The dominant metaphor for this season comes from today’s gospel reading: Jesus heads into the wilderness for forty days and forty nights as Moses and Elijah did before him and as the Israelites spent forty years in the Sinai Desert journeying from slavery toward freedom. The wilderness is not a punishment. It may be scary but it also creates space for insight. Some of you may know Wendell Berry’s poem, the peace of wild things. It goes like this:
When despair for the world grows in my
and I wake in the night at the
least sound
in fear of what my life and my
children’s lives may be.
I go and lie down where the wood
drake
rests in his beauty on the
water, and the great heron feeds.
I come into the peace of wild
things
who do not tax their lives with
forethought
of grief. I come into the
presence of still water.
And I feel above me the
day-blind stars
waiting with their light. For a
time
I rest in the grace of the
world, and I am free.
Jesus is led into the desert by the Spirit to be tested; that is what
the word temptation means. But it was for Jesus (and I pray will be for us as
well) a time of grace as well. In the forty years the Israelites spent in the
wilderness of the Sinai Desert they were given gifts for the journey: the gift
of Torah, the gifts of manna and water, the gift of traveling companions. So,
too, Jesus is led into the wilderness not as a punishment but as place where he
gains clarity and insight and wisdom about his vocation as messiah. The
wilderness can be a place to discover God and a place where we are ministered
to by the angels. It can be like a vision quest. If you haven’t thought of Lent
this way before I invite you to let this Lent 2023 be something like that for
you.
But as I said, my experience tells me that most of our sinning is rooted at a very deep level in our wounds, our brokenness, or dis-ease, our fears, our insecurities. The language of addiction is enormously helpful here because I think that most of the time when we “miss the mark” it’s not because we are bad, but because we are hurt. And when we feel most afraid, most anxious, most vulnerable—very often that is when we can become paranoid—literally we are “out of our minds.” Lent is about metanoia – changed minds. Repentance. Seeing things from a new angle.
Too much of what passes for Lenten discipline is really unhelpful spiritually. I don’t think we glorify God by beating ourselves up. We need to linger at that mirror long enough to sing with the psalmist who wrote the thirty-second psalm:
Happy are they whose transgressions are forgiven and whose sin is put away!

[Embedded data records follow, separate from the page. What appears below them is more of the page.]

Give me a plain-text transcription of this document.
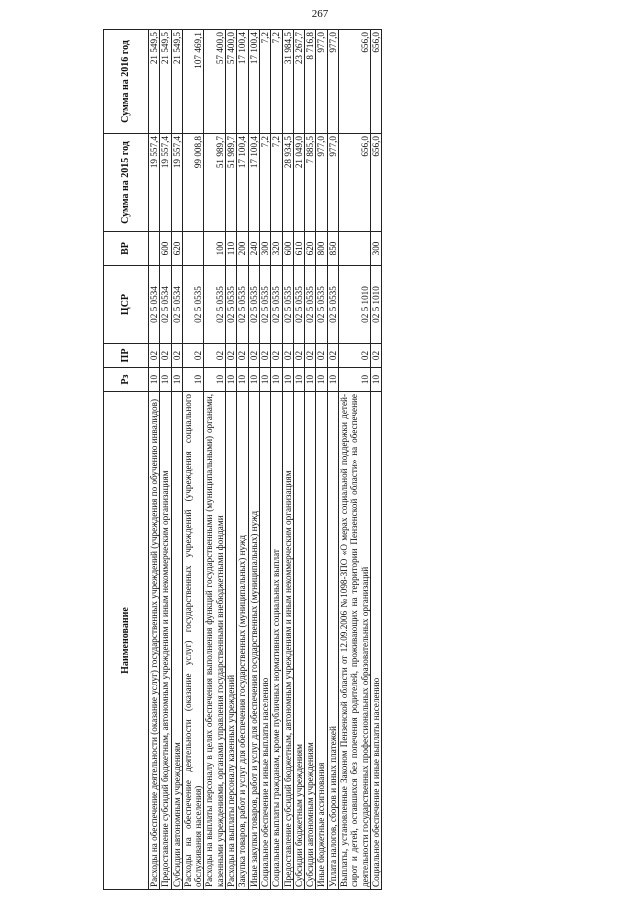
267
Наименование	Рз	ПР	ЦСР	ВР	Сумма на 2015 год	Сумма на 2016 год
Расходы на обеспечение деятельности (оказание услуг) государственных учреждений (учреждения по обучению инвалидов)	10	02	02 5 0534		19 557,4	21 549,5
Предоставление субсидий бюджетным, автономным учреждениям и иным некоммерческим организациям	10	02	02 5 0534	600	19 557,4	21 549,5
Субсидии автономным учреждениям	10	02	02 5 0534	620	19 557,4	21 549,5
Расходы на обеспечение деятельности (оказание услуг) государственных учреждений (учреждения социального обслуживания населения)	10	02	02 5 0535		99 008,8	107 469,1
Расходы на выплаты персоналу в целях обеспечения выполнения функций государственными (муниципальными) органами, казенными учреждениями, органами управления государственными внебюджетными фондами	10	02	02 5 0535	100	51 989,7	57 400,0
Расходы на выплаты персоналу казенных учреждений	10	02	02 5 0535	110	51 989,7	57 400,0
Закупка товаров, работ и услуг для обеспечения государственных (муниципальных) нужд	10	02	02 5 0535	200	17 100,4	17 100,4
Иные закупки товаров, работ и услуг для обеспечения государственных (муниципальных) нужд	10	02	02 5 0535	240	17 100,4	17 100,4
Социальное обеспечение и иные выплаты населению	10	02	02 5 0535	300	7,2	7,2
Социальные выплаты гражданам, кроме публичных нормативных социальных выплат	10	02	02 5 0535	320	7,2	7,2
Предоставление субсидий бюджетным, автономным учреждениям и иным некоммерческим организациям	10	02	02 5 0535	600	28 934,5	31 984,5
Субсидии бюджетным учреждениям	10	02	02 5 0535	610	21 049,0	23 267,7
Субсидии автономным учреждениям	10	02	02 5 0535	620	7 885,5	8 716,8
Иные бюджетные ассигнования	10	02	02 5 0535	800	977,0	977,0
Уплата налогов, сборов и иных платежей	10	02	02 5 0535	850	977,0	977,0
Выплаты, установленные Законом Пензенской области от 12.09.2006 №1098-ЗПО «О мерах социальной поддержки детей-сирот и детей, оставшихся без попечения родителей, проживающих на территории Пензенской области» на обеспечение деятельности государственных профессиональных образовательных организаций	10	02	02 5 1010		656,0	656,0
Социальное обеспечение и иные выплаты населению	10	02	02 5 1010	300	656,0	656,0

How does Jesus resist temptation in the wilderness? And maybe more importantly, how do we resist the temptations we face? It seems to me that Jesus knew who he was as God’s beloved Son and what the devil is really trying to do is to make him forget that. Keep in mind that the wilderness experience in the gospels comes right after Jesus’ Baptism at the Jordan River, which is where the voice from heaven says literally that: you are my beloved.
But the devil tries to make Jesus feel insecure in his true vocation and to settle for being simply relevant, or spectacular, or powerful. Each of the three temptations Jesus faced were not in and of themselves bad things. It’s not a bad thing to feed the hungry or to trust the angels or to use one’s authority to bring about justice. But the devil is crafty, and each of these temptations come to Jesus as ways that diminish his true and deepest calling.
But we do get tested and how we respond to that testing leaves a mark for good or for ill.
We will make it through Lent to Easter morning by taking care of ourselves and our neighbor, and by tending to our souls, and by putting on our oxygen masks, and inviting God to be with us, one day at time, throughout these forty days. That may be long enough to develop some new habits that we can carry with us into the fifty days of Easter, but all of that in due time.